Unreal person
Depersonalization, derealization, and dissociation. They often complement each other. Psychiatrists even introduced a DPDR disorder at some moment and treat these three things as one, but are they really that similar? Let's make it clear.
The first feeling appears when you use incompatible patterns of behavior of class I. We expect that in major diseases. All patients with mania, depression, catatonia, and schizophrenia suffer from these internal conflicts, one way or another.
If you associate yourself with one process in a conflicting pair, you'll see a second one as... another you? It's weird. No. You do this thing. This is who you are. But that process is also you. Is that the real you? But if that you are real, then who is this you? You can easily confuse yourself into thinking that you're not you and your body isn't truly yours.
This puzzle is a central theme of depersonalization. It's based on fundamental conflicts in logic between the patterns.
Non-critical problems with sensors and data channels can cause anomalies in signals in our system, like phase shifts, delays, changes in amplitudes, etc. It's a completely different thing.
It may be hard to navigate in space or time. Sounds may feel muted or annoyingly loud. Colors may shift. A lot of effects can happen in a system with a complex wiring, including fuses-based intellectualization, but we have to remember that none of them come from memory. They aren't proper hallucinations, even if they look similar.
Channels can be compromised by various traumas and chemical imbalances, but, in all cases, altered subjective perception of reality requires memories of standard conditions. Individuals who are born with defective data channels don't know that something is wrong until we diagnose them by accident.

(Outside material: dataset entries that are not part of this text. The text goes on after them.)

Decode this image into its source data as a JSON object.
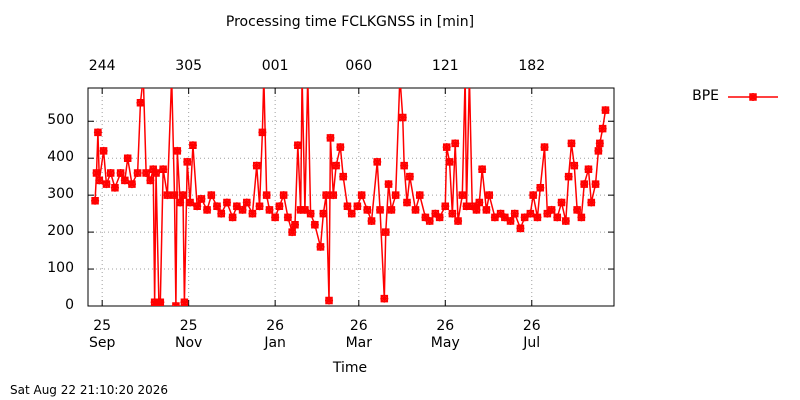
{
  "chart_data": {
    "type": "line",
    "title": "Processing time FCLKGNSS in [min]",
    "x_label": "Time",
    "footer": "Sat Aug 22 21:10:20 2026",
    "xlim": [
      "2025-08-22",
      "2026-08-28"
    ],
    "ylim": [
      0,
      590
    ],
    "yticks": [
      0,
      100,
      200,
      300,
      400,
      500
    ],
    "xticks": [
      {
        "value": "2025-09-01",
        "label": "25\nSep"
      },
      {
        "value": "2025-11-01",
        "label": "25\nNov"
      },
      {
        "value": "2026-01-01",
        "label": "26\nJan"
      },
      {
        "value": "2026-03-01",
        "label": "26\nMar"
      },
      {
        "value": "2026-05-01",
        "label": "26\nMay"
      },
      {
        "value": "2026-07-01",
        "label": "26\nJul"
      }
    ],
    "x2ticks": [
      {
        "value": "2025-09-01",
        "label": "244"
      },
      {
        "value": "2025-11-01",
        "label": "305"
      },
      {
        "value": "2026-01-01",
        "label": "001"
      },
      {
        "value": "2026-03-01",
        "label": "060"
      },
      {
        "value": "2026-05-01",
        "label": "121"
      },
      {
        "value": "2026-07-01",
        "label": "182"
      }
    ],
    "grid": true,
    "legend": "outside-top-right",
    "x": [
      "2025-08-27",
      "2025-08-28",
      "2025-08-29",
      "2025-08-30",
      "2025-09-02",
      "2025-09-04",
      "2025-09-07",
      "2025-09-10",
      "2025-09-14",
      "2025-09-17",
      "2025-09-19",
      "2025-09-22",
      "2025-09-26",
      "2025-09-28",
      "2025-09-30",
      "2025-10-02",
      "2025-10-05",
      "2025-10-07",
      "2025-10-08",
      "2025-10-09",
      "2025-10-11",
      "2025-10-12",
      "2025-10-14",
      "2025-10-17",
      "2025-10-20",
      "2025-10-22",
      "2025-10-23",
      "2025-10-24",
      "2025-10-26",
      "2025-10-28",
      "2025-10-29",
      "2025-10-31",
      "2025-11-02",
      "2025-11-04",
      "2025-11-07",
      "2025-11-10",
      "2025-11-14",
      "2025-11-17",
      "2025-11-21",
      "2025-11-24",
      "2025-11-28",
      "2025-12-02",
      "2025-12-05",
      "2025-12-09",
      "2025-12-12",
      "2025-12-16",
      "2025-12-19",
      "2025-12-21",
      "2025-12-23",
      "2025-12-24",
      "2025-12-26",
      "2025-12-28",
      "2026-01-01",
      "2026-01-04",
      "2026-01-07",
      "2026-01-10",
      "2026-01-13",
      "2026-01-15",
      "2026-01-17",
      "2026-01-19",
      "2026-01-20",
      "2026-01-22",
      "2026-01-24",
      "2026-01-26",
      "2026-01-29",
      "2026-02-02",
      "2026-02-04",
      "2026-02-06",
      "2026-02-08",
      "2026-02-09",
      "2026-02-11",
      "2026-02-13",
      "2026-02-16",
      "2026-02-18",
      "2026-02-21",
      "2026-02-24",
      "2026-02-28",
      "2026-03-03",
      "2026-03-07",
      "2026-03-10",
      "2026-03-14",
      "2026-03-16",
      "2026-03-19",
      "2026-03-20",
      "2026-03-22",
      "2026-03-24",
      "2026-03-27",
      "2026-03-30",
      "2026-04-01",
      "2026-04-02",
      "2026-04-04",
      "2026-04-06",
      "2026-04-10",
      "2026-04-13",
      "2026-04-17",
      "2026-04-20",
      "2026-04-24",
      "2026-04-27",
      "2026-05-01",
      "2026-05-02",
      "2026-05-04",
      "2026-05-06",
      "2026-05-08",
      "2026-05-10",
      "2026-05-13",
      "2026-05-15",
      "2026-05-16",
      "2026-05-18",
      "2026-05-20",
      "2026-05-23",
      "2026-05-25",
      "2026-05-27",
      "2026-05-30",
      "2026-06-01",
      "2026-06-05",
      "2026-06-09",
      "2026-06-12",
      "2026-06-16",
      "2026-06-19",
      "2026-06-23",
      "2026-06-26",
      "2026-06-30",
      "2026-07-02",
      "2026-07-05",
      "2026-07-07",
      "2026-07-10",
      "2026-07-12",
      "2026-07-15",
      "2026-07-19",
      "2026-07-22",
      "2026-07-25",
      "2026-07-27",
      "2026-07-29",
      "2026-07-31",
      "2026-08-02",
      "2026-08-05",
      "2026-08-07",
      "2026-08-10",
      "2026-08-12",
      "2026-08-15",
      "2026-08-17",
      "2026-08-18",
      "2026-08-20",
      "2026-08-22"
    ],
    "series": [
      {
        "name": "BPE",
        "color": "#ff0000",
        "values": [
          285,
          360,
          470,
          340,
          420,
          330,
          360,
          320,
          360,
          340,
          400,
          330,
          360,
          550,
          620,
          360,
          340,
          370,
          10,
          360,
          10,
          10,
          370,
          300,
          620,
          300,
          0,
          420,
          280,
          300,
          10,
          390,
          280,
          435,
          270,
          290,
          260,
          300,
          270,
          250,
          280,
          240,
          270,
          260,
          280,
          250,
          380,
          270,
          470,
          620,
          300,
          260,
          240,
          270,
          300,
          240,
          200,
          220,
          435,
          260,
          620,
          260,
          620,
          250,
          220,
          160,
          250,
          300,
          15,
          455,
          300,
          380,
          430,
          350,
          270,
          250,
          270,
          300,
          260,
          230,
          390,
          260,
          20,
          200,
          330,
          260,
          300,
          620,
          510,
          380,
          280,
          350,
          260,
          300,
          240,
          230,
          250,
          240,
          270,
          430,
          390,
          250,
          440,
          230,
          300,
          620,
          270,
          620,
          270,
          260,
          280,
          370,
          260,
          300,
          240,
          250,
          240,
          230,
          250,
          210,
          240,
          250,
          300,
          240,
          320,
          430,
          250,
          260,
          240,
          280,
          230,
          350,
          440,
          380,
          260,
          240,
          330,
          370,
          280,
          330,
          420,
          440,
          480,
          530
        ]
      }
    ]
  }
}
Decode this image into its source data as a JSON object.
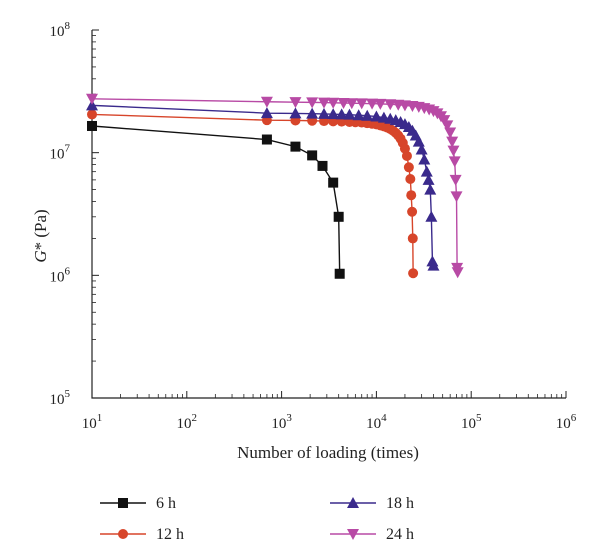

When a memory mechanism goes into a hot maintenance mode and loses synchronization, we get a true dissociation. Our graph of memories is corrupted. Some associations are being lost, some appear out of nothing. It's like amnesia combined with delusions. Additional dream-like hallucinations and effects like deja vu can appear during false readouts, but nothing here can disrupt the data channels or switches for patterns.
Patients with memory malfunctions may lose a clear sense of self or reality, but it's not necessary. Those problems are independent. Even in severe cases of multiple identities in a screwed memory graph, you won't feel any depersonalization as long as you don't try to mix logically incompatible behaviors.
In other words, these three issues aren't the same. Not even close. They can coexist, but should be treated separately.